Fin qui la pietà. Ma è l’essere andato oltre che mi perseguita. Aver deciso su due piedi, mentre la mia famiglia mi voltava le spalle in quella sera odorosa di autunno kazaco, che il cadavere del cuoco doveva sparire. Non doveva restare in balia dei becchi famelici, degli sputi dei passanti, dei sassi lanciati dai monelli e dei banchetti dei miei simili.
Percorsi così i pochi metri di distanza dalla forca pronto a recidere la corda ignominiosa.
Quando me lo sono ritrovato di fronte: il gatto. Gatto imbambolato sotto l’ombra dondolante del suo padrone. Gatto sentimentale avvizzito dagli anni, imbolsito dai pasti nelle immondizie di corte che gli avevano dato i natali, deciso a difendere quel che restava del suo capobranco umano. Che tenerezza, il suo salto verso il sottoscritto - forse riconosciuto, in un’illuminazione tardiva, come il ladro della ricotta ferale. Che commozione la zampata maldestra sul mio volto e quelle goccioline di sangue tiepido sulle guance raggelate. Non volevo aggredirlo. E non ce n’era bisogno.
Bastava mordere - quello che ho sempre saputo fare. Mordere il nodo di canapa che serrava il cancello della torre campanaria. Arrampicarmi lungo i camminamenti merlati della piazza e le assi marce della tettoia sospesa sulla forca. Mordere gli anelli del braciere pendente, spezzarne il ferro rugginoso con l’aiuto delle unghie. Farlo precipitare. E vedere, con somma soddisfazione, l’olio gocciolare sulla pelle contratta del cadavere, scivolare sulle fibre indurite della ghigna, sulle mani aggricciate. Olio bollente capace di aprire la strada alle fiamme, che ormai danzavano tronfie dinanzi al gatto impazzito e si riverberavano nei miei stessi occhi.

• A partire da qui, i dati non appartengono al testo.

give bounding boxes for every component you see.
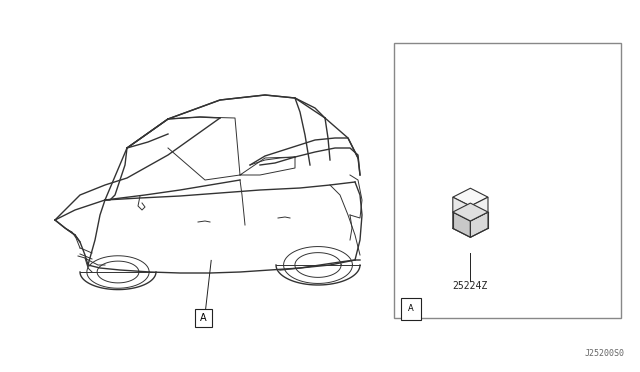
Text: 25224Z: 25224Z bbox=[452, 282, 488, 291]
Polygon shape bbox=[453, 212, 470, 237]
Polygon shape bbox=[453, 203, 488, 221]
Bar bbox=[401, 298, 421, 320]
Text: A: A bbox=[408, 304, 413, 313]
Polygon shape bbox=[453, 188, 488, 206]
Text: A: A bbox=[200, 313, 207, 323]
Polygon shape bbox=[470, 212, 488, 237]
Polygon shape bbox=[470, 197, 488, 221]
Text: J25200S0: J25200S0 bbox=[585, 349, 625, 358]
Polygon shape bbox=[453, 197, 470, 221]
Bar bbox=[394, 43, 621, 318]
FancyBboxPatch shape bbox=[195, 309, 212, 327]
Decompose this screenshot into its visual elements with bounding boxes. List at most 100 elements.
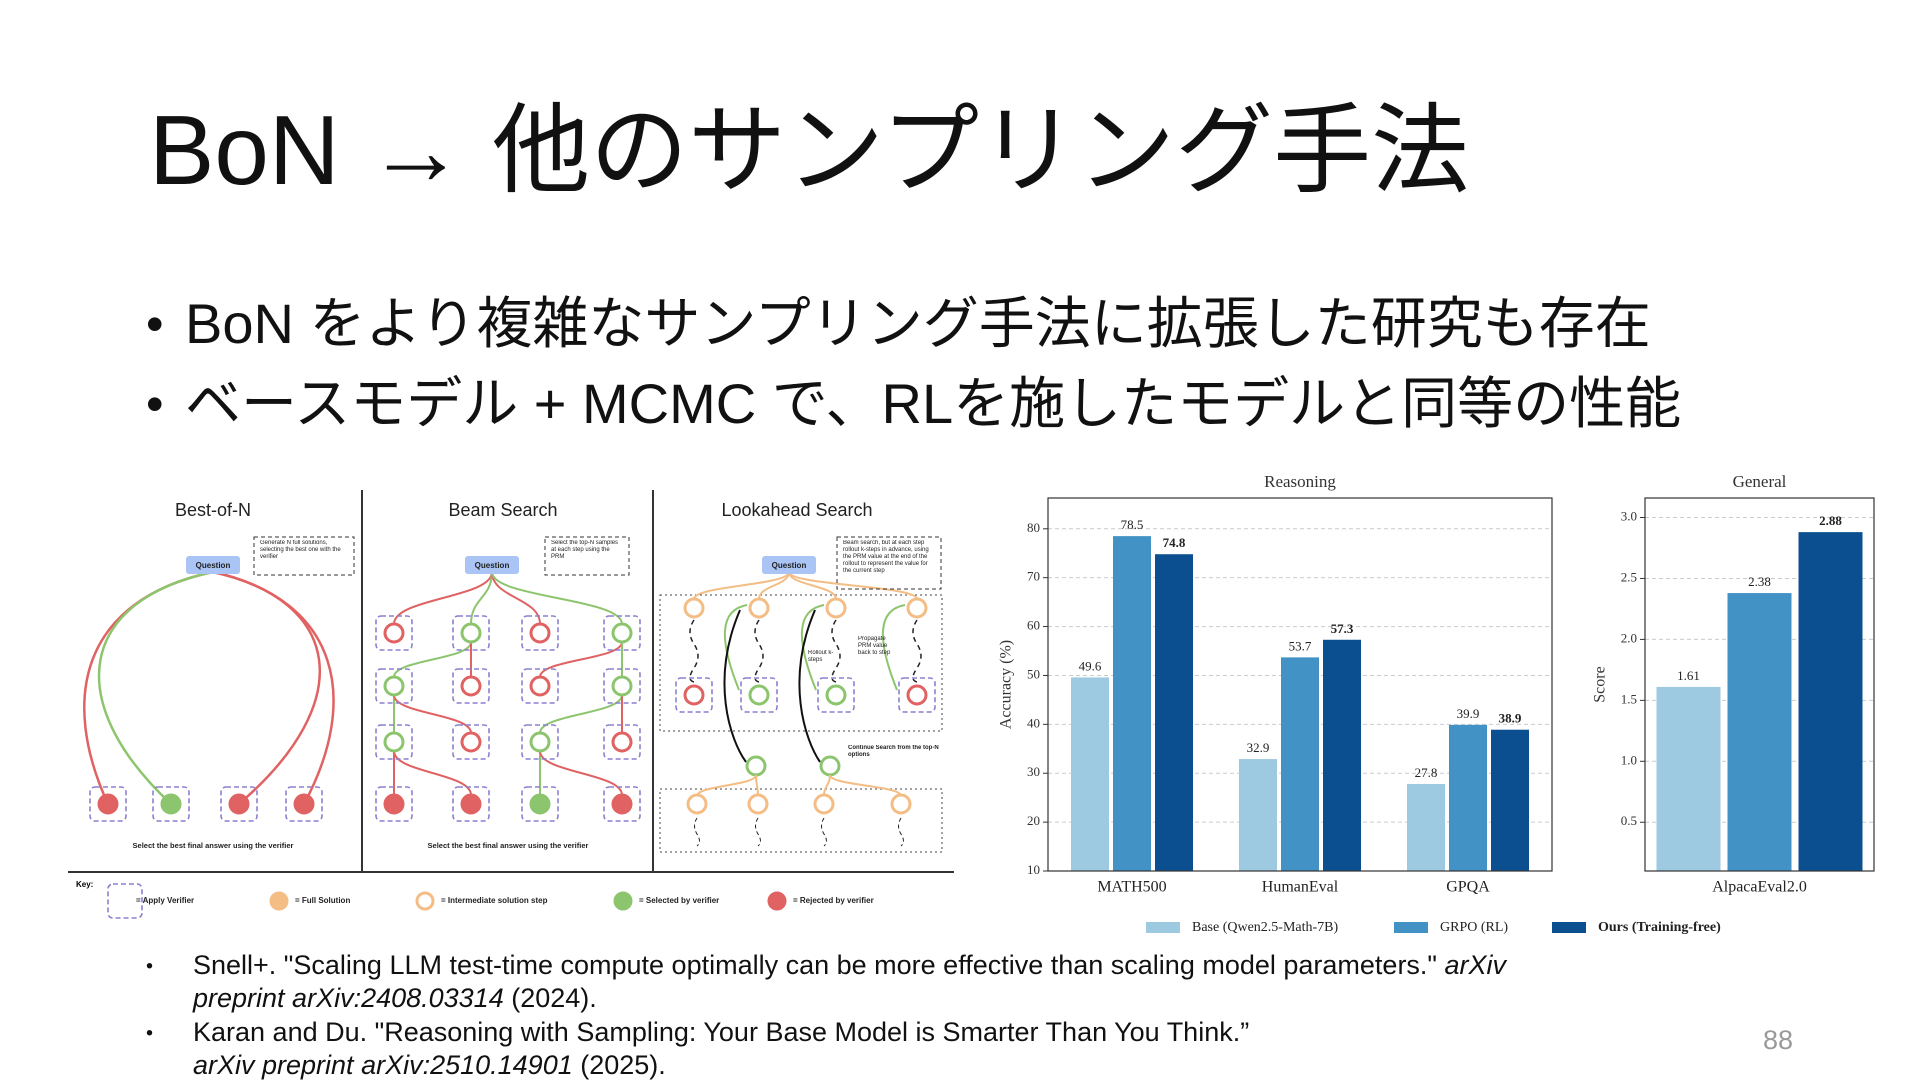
edge (83, 570, 214, 805)
rollout-box (659, 594, 943, 732)
references: • Snell+. "Scaling LLM test-time compute … (146, 950, 1508, 1080)
bullet: BoN をより複雑なサンプリング手法に拡張した研究も存在 (185, 292, 1651, 355)
question: Question (475, 561, 510, 570)
edge (212, 570, 335, 805)
verifier-box (603, 724, 641, 760)
question-box (762, 556, 816, 574)
reference-text: Snell+. "Scaling LLM test-time compute o… (193, 950, 1445, 980)
question: Question (196, 561, 231, 570)
annotation-text: Rollout k-steps (808, 650, 834, 663)
x-tick-label: MATH500 (1097, 879, 1166, 896)
y-tick-label: 2.0 (1621, 630, 1637, 645)
reference-bullet: • (146, 1022, 153, 1044)
verifier-box (375, 615, 413, 651)
verifier-box (152, 786, 190, 822)
question: Question (772, 561, 807, 570)
y-tick-label: 0.5 (1621, 813, 1637, 828)
edge (539, 641, 623, 678)
note-text: Select the top-N samples at each step us… (551, 540, 619, 560)
edge (755, 774, 759, 797)
diagram: Best-of-N Beam Search Lookahead Search Ques… (68, 490, 954, 919)
value-label: 27.8 (1415, 765, 1438, 780)
annotation: Propagate PRM value back to step (858, 636, 890, 656)
node (906, 597, 928, 619)
key-icon (767, 891, 787, 911)
node (611, 793, 633, 815)
legend-label: Ours (Training-free) (1598, 920, 1721, 935)
verifier-box (817, 677, 855, 713)
y-tick-label: 2.5 (1621, 569, 1637, 584)
node (611, 675, 633, 697)
node (819, 755, 841, 777)
node (825, 597, 847, 619)
bullet-dot: • (146, 296, 164, 352)
legend-swatch (1146, 922, 1180, 933)
value-label: 53.7 (1289, 638, 1312, 653)
verifier-box (603, 668, 641, 704)
reference-text: (2025). (573, 1050, 666, 1080)
node (813, 793, 835, 815)
annotation: Rollout k-steps (808, 650, 834, 663)
bar (1155, 554, 1193, 871)
edge (393, 641, 472, 678)
y-tick-label: 80 (1027, 520, 1040, 535)
note-box (836, 536, 942, 590)
verifier-box (375, 668, 413, 704)
reference-line: Karan and Du. "Reasoning with Sampling: … (193, 1017, 1249, 1047)
verifier-box (285, 786, 323, 822)
question-box (186, 556, 240, 574)
x-tick-label: HumanEval (1262, 879, 1339, 896)
verifier-box (220, 786, 258, 822)
edge (393, 750, 472, 796)
node (747, 793, 769, 815)
bar (1491, 729, 1529, 871)
verifier-box (452, 668, 490, 704)
node (460, 793, 482, 815)
verifier-box (740, 677, 778, 713)
key-label: = Selected by verifier (639, 896, 719, 905)
rollout (689, 619, 699, 683)
edge (693, 571, 790, 600)
value-label: 32.9 (1247, 740, 1270, 755)
edge (539, 750, 623, 796)
y-tick-label: 3.0 (1621, 508, 1637, 523)
annotation-text: Continue Search from the top-N options (848, 745, 939, 758)
value-label: 2.88 (1819, 513, 1842, 528)
edge (212, 570, 322, 805)
legend-swatch (1552, 922, 1586, 933)
rollout (754, 619, 764, 683)
verifier-box (452, 615, 490, 651)
verifier-box (521, 615, 559, 651)
panel-title: Best-of-N (175, 500, 251, 520)
arrow (798, 609, 821, 763)
key-label: = Apply Verifier (136, 896, 194, 905)
reference-text: arXiv (1445, 950, 1508, 980)
bar (1656, 686, 1721, 871)
bar (1281, 657, 1319, 871)
rollout (898, 817, 904, 847)
edge (491, 571, 623, 625)
edge (393, 694, 472, 734)
bullet-dot: • (146, 376, 164, 432)
slide-title: BoN → 他のサンプリング手法 (149, 95, 1469, 205)
key-icon (269, 891, 289, 911)
bar (1071, 677, 1109, 871)
node (686, 793, 708, 815)
node (611, 731, 633, 753)
reference-line: Snell+. "Scaling LLM test-time compute o… (193, 950, 1508, 980)
node (529, 793, 551, 815)
node (383, 731, 405, 753)
question-box (465, 556, 519, 574)
panel-title: Beam Search (448, 500, 557, 520)
y-tick-label: 1.5 (1621, 691, 1637, 706)
page-number: 88 (1763, 1025, 1793, 1055)
y-axis-label: Score (1592, 666, 1609, 702)
node (529, 675, 551, 697)
node (748, 684, 770, 706)
node (683, 597, 705, 619)
node (97, 793, 119, 815)
note-box (544, 536, 630, 576)
edge (829, 774, 902, 797)
reference-text: preprint arXiv:2408.03314 (192, 983, 504, 1013)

Occhi spalancati fino all’alba. Occhi arrossati dai suffumigi acri dell’arrosto umano, dei tizzoni muti, fumanti, adagiati sull’assito ricoperto di neve. Neve bianca, irridente, come batuffoli di ricotta sulla polvere scura del corpo, sul pelo del gatto assopito, sulla mia pelliccia irsuta di sudore e fatica.
Ne era valsa la pena? Era servito a qualcosa compiere un’impresa del genere in cambio dell’esilio dal mio branco? Non saprei. In quella mattina di settembre, obnubilato dai dubbi e dagli acciacchi della mezza età, stanco di nutrirmi di scarti come tutti i ratti del regno, ignaro dei miei giorni futuri di rapina e disonore, godevo soltanto della mia impensata magnanimità.